The graph shows the distribution of water use across agriculture, industry, and household sectors for different countries in 2024 using a violin plot. The x-axis shows the percent of total water use and the y-axis separates the three sectors. Each black dot represents a country’s value while the red diamond shows the average (median) for each sector. The research question asks how sectoral water usage varies across countries and what global patterns exist, which is important for understanding resource management. The plot shows that agriculture has the highest average share of water use compared to industry and households, and that agricultural water use is more tightly clustered around 50 percent across countries. Household water use is generally between 20 and 30 percent but has more spread compared to agriculture. Industry shows the widest variation, with countries ranging from about 15 percent to nearly 40 percent water use. This suggests that agriculture dominates water use consistently across most countries, while the share of water used by industry varies much more based on a country’s level of industrialization. The violin shapes also highlight that household water use is relatively stable across countries but still shows some variability. The main conclusion is that agriculture remains the main water-consuming sector globally, but industrial and household water uses depend more heavily on a country’s economic structure and development stage.

Question 4: How does per capita water consumption change with yearly rainfall across low and high rainfall countries?

As can be seen with the black regression line below, the average trend across all countries was essentially flat, so we hoped to see if the trends differed across low and high rainfall countries. In order to address this, we subset the data into the 5 countries that saw the most and least average annual precipitation, and graphed those against the overall 20-country average. The five highest rainfall countries were the United States, Spain, Brazil, India, and the U.K., in that order. The five lowest rainfall countries were Saudi Arabia, South Korea, Australia, South Africa, and Mexico, also in that order. We used locally estimated scatterplot smoothing (LOESS) to regress the per capita water usage values against the annual precipitation, giving us the trend lines show in the figure below.

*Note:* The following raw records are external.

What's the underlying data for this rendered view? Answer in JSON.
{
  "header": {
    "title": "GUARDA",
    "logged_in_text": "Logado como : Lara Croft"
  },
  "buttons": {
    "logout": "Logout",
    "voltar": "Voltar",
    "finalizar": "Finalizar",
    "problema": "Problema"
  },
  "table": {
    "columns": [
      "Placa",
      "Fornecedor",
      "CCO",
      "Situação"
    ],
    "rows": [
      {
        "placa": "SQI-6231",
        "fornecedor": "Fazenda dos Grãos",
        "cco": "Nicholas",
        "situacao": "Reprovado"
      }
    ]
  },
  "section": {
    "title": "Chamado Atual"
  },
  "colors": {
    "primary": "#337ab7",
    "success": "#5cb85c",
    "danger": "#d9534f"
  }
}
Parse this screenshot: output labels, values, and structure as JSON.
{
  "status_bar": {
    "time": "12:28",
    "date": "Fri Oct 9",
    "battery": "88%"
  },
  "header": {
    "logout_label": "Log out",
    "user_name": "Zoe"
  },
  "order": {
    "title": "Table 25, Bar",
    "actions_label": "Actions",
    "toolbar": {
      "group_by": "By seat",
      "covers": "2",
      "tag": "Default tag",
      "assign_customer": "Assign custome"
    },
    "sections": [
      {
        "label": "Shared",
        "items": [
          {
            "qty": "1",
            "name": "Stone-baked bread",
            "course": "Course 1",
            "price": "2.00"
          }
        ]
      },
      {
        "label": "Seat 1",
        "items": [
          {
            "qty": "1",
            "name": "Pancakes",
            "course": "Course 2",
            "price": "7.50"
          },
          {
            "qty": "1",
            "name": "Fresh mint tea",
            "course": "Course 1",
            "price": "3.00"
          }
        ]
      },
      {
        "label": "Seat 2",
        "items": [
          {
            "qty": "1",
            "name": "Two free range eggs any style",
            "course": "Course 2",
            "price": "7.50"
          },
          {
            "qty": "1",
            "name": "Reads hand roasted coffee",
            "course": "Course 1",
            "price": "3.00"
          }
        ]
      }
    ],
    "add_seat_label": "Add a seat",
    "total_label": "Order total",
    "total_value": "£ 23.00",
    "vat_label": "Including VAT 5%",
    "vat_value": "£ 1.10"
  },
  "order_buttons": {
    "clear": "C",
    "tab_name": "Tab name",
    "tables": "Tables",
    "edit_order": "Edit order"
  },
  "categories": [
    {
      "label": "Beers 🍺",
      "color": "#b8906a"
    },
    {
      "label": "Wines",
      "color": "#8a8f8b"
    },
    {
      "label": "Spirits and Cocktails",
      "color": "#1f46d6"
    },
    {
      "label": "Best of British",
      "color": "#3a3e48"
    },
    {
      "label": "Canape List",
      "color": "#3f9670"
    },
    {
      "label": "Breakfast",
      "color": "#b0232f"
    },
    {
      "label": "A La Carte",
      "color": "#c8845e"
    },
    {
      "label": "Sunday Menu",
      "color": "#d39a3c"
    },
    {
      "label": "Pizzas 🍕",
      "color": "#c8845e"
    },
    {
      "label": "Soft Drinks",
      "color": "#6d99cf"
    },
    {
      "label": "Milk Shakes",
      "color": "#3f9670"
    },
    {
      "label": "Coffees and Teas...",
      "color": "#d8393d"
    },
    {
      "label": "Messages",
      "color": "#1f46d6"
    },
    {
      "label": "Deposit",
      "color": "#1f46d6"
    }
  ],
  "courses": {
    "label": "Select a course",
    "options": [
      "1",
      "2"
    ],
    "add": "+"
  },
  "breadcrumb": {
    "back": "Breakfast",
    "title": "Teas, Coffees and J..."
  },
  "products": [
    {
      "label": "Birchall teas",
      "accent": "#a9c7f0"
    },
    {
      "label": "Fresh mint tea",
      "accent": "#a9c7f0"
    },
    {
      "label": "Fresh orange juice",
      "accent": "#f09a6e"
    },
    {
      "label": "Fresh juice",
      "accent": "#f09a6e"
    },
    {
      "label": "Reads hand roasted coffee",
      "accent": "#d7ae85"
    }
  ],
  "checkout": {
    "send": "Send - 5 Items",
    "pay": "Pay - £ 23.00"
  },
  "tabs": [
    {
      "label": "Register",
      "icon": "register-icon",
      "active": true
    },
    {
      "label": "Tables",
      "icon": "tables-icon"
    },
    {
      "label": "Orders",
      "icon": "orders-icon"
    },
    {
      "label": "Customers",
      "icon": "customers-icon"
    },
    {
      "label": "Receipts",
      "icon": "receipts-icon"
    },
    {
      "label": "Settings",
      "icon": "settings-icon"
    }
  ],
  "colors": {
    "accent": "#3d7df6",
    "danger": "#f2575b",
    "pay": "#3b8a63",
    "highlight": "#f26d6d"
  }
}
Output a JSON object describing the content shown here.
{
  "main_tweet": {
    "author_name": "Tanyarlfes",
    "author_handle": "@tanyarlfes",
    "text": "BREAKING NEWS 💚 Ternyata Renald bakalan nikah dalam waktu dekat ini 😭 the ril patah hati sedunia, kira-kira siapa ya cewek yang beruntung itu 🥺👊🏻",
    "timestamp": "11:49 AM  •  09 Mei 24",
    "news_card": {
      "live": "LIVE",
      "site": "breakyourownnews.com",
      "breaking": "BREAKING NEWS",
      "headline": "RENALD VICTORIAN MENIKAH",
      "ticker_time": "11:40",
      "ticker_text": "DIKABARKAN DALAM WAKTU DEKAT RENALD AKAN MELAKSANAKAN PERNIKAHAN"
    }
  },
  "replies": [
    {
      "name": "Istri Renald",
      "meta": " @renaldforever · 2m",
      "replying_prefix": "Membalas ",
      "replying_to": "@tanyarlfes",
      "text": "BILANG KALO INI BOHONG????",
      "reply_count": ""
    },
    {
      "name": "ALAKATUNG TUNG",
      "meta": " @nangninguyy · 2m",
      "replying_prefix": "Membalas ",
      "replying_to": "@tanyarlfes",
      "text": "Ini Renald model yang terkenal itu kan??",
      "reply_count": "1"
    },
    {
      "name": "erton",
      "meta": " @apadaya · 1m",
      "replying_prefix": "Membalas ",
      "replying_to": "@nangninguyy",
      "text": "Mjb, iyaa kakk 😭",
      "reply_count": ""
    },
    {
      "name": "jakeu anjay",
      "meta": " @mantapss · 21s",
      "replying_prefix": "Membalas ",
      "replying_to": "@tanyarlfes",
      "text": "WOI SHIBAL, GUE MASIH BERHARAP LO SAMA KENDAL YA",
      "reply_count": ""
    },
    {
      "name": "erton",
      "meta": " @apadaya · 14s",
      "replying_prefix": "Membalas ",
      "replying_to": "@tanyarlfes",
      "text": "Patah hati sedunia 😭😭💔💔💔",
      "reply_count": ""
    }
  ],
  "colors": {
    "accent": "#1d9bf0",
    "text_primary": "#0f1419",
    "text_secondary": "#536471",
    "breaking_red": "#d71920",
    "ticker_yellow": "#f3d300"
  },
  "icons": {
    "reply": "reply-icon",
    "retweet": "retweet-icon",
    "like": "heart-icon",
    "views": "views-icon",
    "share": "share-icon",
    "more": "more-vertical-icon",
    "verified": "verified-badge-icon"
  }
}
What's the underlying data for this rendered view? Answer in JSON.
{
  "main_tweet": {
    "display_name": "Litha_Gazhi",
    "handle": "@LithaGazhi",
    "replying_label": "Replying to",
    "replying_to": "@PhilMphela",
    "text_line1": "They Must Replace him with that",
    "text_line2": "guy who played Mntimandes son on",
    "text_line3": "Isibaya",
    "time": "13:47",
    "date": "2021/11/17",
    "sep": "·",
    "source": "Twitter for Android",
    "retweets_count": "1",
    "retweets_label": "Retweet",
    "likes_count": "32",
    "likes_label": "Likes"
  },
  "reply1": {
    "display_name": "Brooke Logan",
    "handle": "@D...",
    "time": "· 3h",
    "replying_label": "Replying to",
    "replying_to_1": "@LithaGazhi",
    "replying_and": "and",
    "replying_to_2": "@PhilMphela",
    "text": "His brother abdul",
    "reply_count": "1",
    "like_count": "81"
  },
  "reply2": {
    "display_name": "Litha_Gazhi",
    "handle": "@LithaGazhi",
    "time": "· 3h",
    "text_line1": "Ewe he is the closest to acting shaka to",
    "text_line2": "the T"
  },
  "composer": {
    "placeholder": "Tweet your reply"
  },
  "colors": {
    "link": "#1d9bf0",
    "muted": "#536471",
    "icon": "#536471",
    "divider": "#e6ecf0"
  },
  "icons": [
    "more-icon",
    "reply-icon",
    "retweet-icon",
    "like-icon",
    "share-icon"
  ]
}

sum_rain <- water_data %>% 
  group_by(Country) %>% 
  summarize(mean_rain = mean(`Rainfall Impact (Annual Precipitation in mm)`))

low <- which(water_data$Country %in% c(head((sum_rain[order(sum_rain$mean_rain),])[,1], 5))$Country)

high <- which(water_data$Country %in% c(tail((sum_rain[order(sum_rain$mean_rain),])[,1], 5))$Country)

outliers <- c(low, high)

water_data$`Rainfall Level` <- vector(length = 500)
water_data$`Rainfall Level`[low] <- "Low"
water_data$`Rainfall Level`[high] <- "High"

ggplot(water_data[outliers, ], aes(x = `Rainfall Impact (Annual Precipitation in mm)`, y = `Per Capita Water Use (Liters per Day)`)) +
  geom_smooth(aes(color = `Rainfall Level`), se = FALSE, method = "loess") +
  geom_smooth(data = water_data[outliers,], aes(x = `Rainfall Impact (Annual Precipitation in mm)`, y = `Per Capita Water Use (Liters per Day)`, color = "Mean"), se = FALSE, method = "loess") +
  geom_point(aes(color = `Rainfall Level`),alpha = 0.2, show.legend = FALSE) +
  labs(title = "Per Capita Water Use over Varying Annual Precipitation Amounts", subtitle = "Between High-Rainfall and Low-Rainfall Countries") +
  theme_minimal() + 
  xlab("Annual Precipitation (mm)") + 
  scale_color_manual(values = c("Mean" = "black", "High" = "orange", "Low" = "blue"), labels = c("Mean" = "Average of All Countries", "High" = "5 Highest Rainfall Countries \n (USA, Spain, Brazil, India, UK) \n", "Low" = "5 Lowest Rainfall Countries \n (Saudi Arabia, S. Korea, \n Australia, S. Africa, Mexico)\n")) +
  stat_cor(aes(group = `Rainfall Level`),
           method = "pearson")

`geom_smooth()` using formula = 'y ~ x'
`geom_smooth()` using formula = 'y ~ x'

While the graph initially seems to show differing trends among low and high rainfall countries, particularly at higher annual precipitation levels, there is not a lot of data, so it may just be noise.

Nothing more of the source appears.